Our results demonstrated that the effect of ramosetron on the prevention of PONV in high-risk patients undergoing major laparoscopic surgery is only dose-dependent in the 6–24-hour period following the operation. In the other time intervals, a dose-dependent reaction was only observed without statistical significance. Despite the use of appropriate assessment tools for PONV, we must recognize that nausea and vomiting are highly irregular and idiopathic symptoms.

Ramosetron lacks the sedative, dystrophic, and extrapyramidal symptoms associated with other non-5-HT3 antiemetics, such as droperidol and metoclopramide [24]. A number of previous studies have shown that ramosetron is relatively free of adverse effects and can be safely used in the control of PONV after major surgery.
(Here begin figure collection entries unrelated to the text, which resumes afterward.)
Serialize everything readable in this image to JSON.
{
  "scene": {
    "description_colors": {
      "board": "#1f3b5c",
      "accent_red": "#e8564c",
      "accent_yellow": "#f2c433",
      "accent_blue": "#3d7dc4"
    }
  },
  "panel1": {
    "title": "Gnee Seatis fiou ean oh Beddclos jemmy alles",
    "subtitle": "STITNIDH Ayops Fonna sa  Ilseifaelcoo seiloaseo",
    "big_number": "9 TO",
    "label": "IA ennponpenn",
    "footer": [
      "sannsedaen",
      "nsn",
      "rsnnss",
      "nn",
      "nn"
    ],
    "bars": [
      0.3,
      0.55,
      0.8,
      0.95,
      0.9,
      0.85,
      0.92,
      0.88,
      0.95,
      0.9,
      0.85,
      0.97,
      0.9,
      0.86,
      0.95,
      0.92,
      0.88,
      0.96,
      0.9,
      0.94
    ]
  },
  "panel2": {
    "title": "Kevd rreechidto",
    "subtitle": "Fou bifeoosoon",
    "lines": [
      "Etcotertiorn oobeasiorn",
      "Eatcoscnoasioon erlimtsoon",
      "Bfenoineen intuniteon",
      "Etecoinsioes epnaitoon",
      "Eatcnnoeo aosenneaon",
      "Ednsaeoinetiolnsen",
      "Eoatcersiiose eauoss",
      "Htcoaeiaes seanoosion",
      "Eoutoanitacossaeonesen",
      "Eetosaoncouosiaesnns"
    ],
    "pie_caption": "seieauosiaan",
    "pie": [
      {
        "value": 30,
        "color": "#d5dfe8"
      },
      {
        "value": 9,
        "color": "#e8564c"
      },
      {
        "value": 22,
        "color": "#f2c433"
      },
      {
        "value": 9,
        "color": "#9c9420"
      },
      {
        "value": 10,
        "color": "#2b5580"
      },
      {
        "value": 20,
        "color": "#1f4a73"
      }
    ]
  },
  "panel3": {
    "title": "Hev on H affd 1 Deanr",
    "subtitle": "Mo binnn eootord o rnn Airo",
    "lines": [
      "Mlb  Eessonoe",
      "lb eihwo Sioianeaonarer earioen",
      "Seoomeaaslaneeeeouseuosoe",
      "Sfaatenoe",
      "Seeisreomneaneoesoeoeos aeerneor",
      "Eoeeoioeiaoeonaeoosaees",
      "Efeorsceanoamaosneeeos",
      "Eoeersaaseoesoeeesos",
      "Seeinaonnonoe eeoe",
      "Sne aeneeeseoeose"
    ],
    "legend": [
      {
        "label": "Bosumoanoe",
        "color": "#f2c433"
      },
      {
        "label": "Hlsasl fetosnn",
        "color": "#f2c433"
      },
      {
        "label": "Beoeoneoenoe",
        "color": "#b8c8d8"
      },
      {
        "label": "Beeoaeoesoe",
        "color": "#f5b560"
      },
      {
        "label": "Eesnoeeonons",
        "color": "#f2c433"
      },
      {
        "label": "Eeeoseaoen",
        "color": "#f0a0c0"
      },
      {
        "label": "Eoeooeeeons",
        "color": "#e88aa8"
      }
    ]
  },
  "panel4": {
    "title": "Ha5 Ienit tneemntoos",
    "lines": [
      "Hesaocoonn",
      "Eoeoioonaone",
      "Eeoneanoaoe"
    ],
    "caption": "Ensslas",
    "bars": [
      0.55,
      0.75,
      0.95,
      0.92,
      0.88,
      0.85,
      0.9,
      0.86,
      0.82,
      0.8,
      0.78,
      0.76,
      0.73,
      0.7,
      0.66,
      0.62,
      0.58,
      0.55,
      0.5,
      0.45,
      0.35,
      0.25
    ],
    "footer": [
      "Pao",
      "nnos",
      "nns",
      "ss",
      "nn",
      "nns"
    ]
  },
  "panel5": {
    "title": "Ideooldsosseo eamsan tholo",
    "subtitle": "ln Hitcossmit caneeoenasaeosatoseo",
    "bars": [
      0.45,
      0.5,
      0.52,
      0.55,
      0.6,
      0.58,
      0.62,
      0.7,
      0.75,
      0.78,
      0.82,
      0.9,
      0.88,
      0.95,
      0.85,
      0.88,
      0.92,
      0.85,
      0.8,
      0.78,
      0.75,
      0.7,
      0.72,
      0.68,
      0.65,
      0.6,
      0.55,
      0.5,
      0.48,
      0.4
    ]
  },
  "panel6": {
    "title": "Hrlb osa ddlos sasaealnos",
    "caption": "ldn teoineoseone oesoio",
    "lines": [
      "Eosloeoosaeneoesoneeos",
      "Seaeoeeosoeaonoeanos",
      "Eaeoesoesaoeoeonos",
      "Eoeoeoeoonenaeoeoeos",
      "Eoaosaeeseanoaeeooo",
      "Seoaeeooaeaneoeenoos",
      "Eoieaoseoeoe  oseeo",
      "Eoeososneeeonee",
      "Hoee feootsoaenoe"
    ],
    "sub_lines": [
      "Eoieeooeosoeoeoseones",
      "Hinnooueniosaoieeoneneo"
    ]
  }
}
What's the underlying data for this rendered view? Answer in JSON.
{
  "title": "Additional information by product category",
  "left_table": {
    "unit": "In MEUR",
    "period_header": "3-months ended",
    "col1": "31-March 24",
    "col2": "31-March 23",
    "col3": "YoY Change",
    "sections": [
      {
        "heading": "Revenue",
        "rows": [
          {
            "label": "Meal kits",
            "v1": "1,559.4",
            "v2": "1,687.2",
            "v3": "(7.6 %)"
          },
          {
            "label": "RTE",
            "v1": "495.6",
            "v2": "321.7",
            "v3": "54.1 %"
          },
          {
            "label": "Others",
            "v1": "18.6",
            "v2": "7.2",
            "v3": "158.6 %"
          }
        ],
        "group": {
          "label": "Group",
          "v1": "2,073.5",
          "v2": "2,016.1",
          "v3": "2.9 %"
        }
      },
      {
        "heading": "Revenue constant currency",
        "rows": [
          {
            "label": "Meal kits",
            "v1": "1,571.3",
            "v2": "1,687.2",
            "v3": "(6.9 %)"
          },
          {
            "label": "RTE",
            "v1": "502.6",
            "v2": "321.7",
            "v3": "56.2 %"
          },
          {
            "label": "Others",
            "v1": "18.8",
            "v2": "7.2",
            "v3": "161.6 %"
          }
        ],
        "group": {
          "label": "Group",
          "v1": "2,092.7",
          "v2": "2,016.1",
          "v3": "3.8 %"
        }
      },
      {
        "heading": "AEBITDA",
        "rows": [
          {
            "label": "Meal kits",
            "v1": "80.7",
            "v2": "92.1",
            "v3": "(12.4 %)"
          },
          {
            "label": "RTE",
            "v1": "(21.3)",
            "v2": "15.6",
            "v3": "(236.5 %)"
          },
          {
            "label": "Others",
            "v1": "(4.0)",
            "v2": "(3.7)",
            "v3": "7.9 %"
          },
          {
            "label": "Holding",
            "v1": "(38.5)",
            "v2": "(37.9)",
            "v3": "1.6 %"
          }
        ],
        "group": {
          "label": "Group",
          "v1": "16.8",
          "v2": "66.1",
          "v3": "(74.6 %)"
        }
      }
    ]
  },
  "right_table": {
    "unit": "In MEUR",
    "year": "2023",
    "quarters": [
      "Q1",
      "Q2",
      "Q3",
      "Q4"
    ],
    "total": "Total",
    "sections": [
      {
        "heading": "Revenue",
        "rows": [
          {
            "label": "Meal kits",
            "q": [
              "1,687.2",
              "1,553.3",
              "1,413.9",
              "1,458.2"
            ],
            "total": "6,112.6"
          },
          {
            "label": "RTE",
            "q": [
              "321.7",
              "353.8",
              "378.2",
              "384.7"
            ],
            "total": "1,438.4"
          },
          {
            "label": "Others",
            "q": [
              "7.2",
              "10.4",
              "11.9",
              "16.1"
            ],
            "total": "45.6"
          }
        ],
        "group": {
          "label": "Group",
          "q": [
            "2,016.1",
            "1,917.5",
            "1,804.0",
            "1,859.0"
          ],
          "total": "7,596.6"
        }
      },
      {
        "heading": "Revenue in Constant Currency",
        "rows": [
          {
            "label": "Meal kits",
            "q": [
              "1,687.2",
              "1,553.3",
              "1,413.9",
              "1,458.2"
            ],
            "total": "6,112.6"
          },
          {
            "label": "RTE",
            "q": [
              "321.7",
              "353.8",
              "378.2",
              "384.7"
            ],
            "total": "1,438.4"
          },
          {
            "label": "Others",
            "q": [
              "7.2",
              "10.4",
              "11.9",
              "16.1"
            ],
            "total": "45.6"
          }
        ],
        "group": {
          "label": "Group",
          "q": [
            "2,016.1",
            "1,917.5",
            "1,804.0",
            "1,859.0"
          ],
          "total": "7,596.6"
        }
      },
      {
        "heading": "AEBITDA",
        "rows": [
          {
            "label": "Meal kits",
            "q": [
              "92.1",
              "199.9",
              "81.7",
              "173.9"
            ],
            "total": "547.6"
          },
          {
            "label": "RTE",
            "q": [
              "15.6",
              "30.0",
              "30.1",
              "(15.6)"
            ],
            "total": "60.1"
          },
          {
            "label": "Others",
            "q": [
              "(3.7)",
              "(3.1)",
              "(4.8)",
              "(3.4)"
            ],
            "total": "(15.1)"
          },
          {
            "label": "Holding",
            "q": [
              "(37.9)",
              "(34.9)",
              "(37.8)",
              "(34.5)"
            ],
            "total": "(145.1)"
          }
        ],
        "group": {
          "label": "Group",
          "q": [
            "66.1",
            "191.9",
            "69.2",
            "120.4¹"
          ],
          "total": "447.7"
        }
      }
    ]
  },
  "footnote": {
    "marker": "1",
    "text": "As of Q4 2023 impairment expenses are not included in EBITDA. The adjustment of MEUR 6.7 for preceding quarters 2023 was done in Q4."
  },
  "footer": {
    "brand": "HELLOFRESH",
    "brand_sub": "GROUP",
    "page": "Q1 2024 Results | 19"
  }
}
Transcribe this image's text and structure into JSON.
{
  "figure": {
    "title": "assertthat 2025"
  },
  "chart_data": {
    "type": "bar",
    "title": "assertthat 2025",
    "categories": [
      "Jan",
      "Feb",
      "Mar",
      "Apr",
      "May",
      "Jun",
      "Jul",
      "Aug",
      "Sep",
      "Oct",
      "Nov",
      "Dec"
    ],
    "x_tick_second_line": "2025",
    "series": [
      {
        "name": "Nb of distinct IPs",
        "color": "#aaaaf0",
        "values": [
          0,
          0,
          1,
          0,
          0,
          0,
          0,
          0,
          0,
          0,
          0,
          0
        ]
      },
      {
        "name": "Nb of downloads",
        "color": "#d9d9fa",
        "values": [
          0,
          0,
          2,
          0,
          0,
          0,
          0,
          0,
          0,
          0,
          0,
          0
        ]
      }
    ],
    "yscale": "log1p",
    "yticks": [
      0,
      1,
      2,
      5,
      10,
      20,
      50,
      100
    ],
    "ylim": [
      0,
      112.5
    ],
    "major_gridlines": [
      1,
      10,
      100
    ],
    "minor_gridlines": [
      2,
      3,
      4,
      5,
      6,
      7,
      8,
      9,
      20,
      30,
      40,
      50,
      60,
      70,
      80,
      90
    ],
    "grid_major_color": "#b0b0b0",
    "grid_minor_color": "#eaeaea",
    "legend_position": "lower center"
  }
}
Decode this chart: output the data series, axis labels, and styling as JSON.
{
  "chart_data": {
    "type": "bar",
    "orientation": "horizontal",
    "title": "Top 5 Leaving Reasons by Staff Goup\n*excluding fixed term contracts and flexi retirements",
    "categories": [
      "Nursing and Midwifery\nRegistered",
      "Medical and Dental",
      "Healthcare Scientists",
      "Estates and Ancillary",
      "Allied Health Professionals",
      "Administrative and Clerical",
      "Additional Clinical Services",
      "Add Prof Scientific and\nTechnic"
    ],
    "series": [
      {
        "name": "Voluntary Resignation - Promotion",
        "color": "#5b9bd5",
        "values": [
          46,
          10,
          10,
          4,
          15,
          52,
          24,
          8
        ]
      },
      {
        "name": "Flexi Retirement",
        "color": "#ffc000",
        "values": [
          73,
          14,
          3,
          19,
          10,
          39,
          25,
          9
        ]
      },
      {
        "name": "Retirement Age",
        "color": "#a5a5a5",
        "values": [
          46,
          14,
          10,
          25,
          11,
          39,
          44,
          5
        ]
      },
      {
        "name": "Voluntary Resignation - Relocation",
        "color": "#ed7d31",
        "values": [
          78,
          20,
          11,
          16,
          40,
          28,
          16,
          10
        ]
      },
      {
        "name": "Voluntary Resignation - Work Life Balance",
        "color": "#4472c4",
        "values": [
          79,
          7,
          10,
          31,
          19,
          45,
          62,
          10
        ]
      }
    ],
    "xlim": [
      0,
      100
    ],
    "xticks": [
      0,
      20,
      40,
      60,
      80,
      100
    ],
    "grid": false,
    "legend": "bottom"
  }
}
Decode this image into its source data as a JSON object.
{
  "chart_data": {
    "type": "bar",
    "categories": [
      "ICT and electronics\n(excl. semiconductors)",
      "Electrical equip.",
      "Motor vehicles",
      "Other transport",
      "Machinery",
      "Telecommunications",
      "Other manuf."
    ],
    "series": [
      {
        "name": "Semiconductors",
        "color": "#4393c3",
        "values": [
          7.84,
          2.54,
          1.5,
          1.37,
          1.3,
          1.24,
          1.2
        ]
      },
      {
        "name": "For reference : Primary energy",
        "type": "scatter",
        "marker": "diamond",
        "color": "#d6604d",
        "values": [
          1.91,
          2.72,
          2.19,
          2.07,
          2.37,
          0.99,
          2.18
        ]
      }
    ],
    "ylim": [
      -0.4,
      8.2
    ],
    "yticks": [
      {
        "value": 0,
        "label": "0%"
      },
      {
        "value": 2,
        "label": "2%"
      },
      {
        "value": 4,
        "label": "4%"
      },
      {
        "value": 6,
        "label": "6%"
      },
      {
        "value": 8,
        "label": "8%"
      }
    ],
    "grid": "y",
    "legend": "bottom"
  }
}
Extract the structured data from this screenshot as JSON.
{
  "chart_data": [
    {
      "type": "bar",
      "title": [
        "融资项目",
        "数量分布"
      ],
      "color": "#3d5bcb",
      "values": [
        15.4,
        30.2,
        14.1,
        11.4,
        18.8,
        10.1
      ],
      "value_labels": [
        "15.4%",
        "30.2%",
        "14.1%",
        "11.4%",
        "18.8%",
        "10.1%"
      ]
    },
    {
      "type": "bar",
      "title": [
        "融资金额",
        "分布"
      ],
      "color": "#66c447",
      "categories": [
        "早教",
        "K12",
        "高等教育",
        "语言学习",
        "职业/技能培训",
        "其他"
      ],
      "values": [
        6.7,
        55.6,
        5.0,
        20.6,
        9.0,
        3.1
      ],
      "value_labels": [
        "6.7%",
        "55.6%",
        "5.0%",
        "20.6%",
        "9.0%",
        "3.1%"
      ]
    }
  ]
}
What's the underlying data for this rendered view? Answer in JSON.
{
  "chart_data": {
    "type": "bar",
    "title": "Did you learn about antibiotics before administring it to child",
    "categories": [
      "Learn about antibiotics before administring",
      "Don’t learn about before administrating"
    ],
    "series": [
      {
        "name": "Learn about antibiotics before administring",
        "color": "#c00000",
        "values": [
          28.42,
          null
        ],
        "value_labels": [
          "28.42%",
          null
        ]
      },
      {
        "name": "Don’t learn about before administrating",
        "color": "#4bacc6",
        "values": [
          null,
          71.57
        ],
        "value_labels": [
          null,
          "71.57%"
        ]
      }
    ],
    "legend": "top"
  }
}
No adverse drug reaction, including headache, dizziness, drowsiness, or QTc prolongation, was observed in the three groups involved in this clinical trial.

The study presented several limitations. First, for ethical reasons, we failed to enroll a placebo group of patients. Second, we could not distinguish the sexual difference in the randomization process. According to the Apfel PONV risk scale, being female is one of the risk factors, and the highest risk factor score for male volunteers was therefore 3. The recruitment and analysis should have been performed differently. Third, we could not conclude that ramosetron 0.6 mg is completely safe. The sample size of 5~16 patients for each group is definitively too small to draw any significant conclusions for the adverse events. More than 500 patients per group in large phase-IV trials would be necessary. These limitations call for further studies.

In conclusion, intravenous ramosetron 0.6 mg appears to be a more effective dose than ramosetron 0.3 mg for the prophylaxis of PONV in high-risk patients in the 6–24-hour period after major laparoscopic surgery.

Conflict of Interests

The authors declare that there is no conflict of interests regarding the publication of this paper.

Acknowledgment

This study was supported by a grant of the Korean Health Technology R&D Project, Ministry of Health & Welfare, Republic of Korea (A07000112311450100).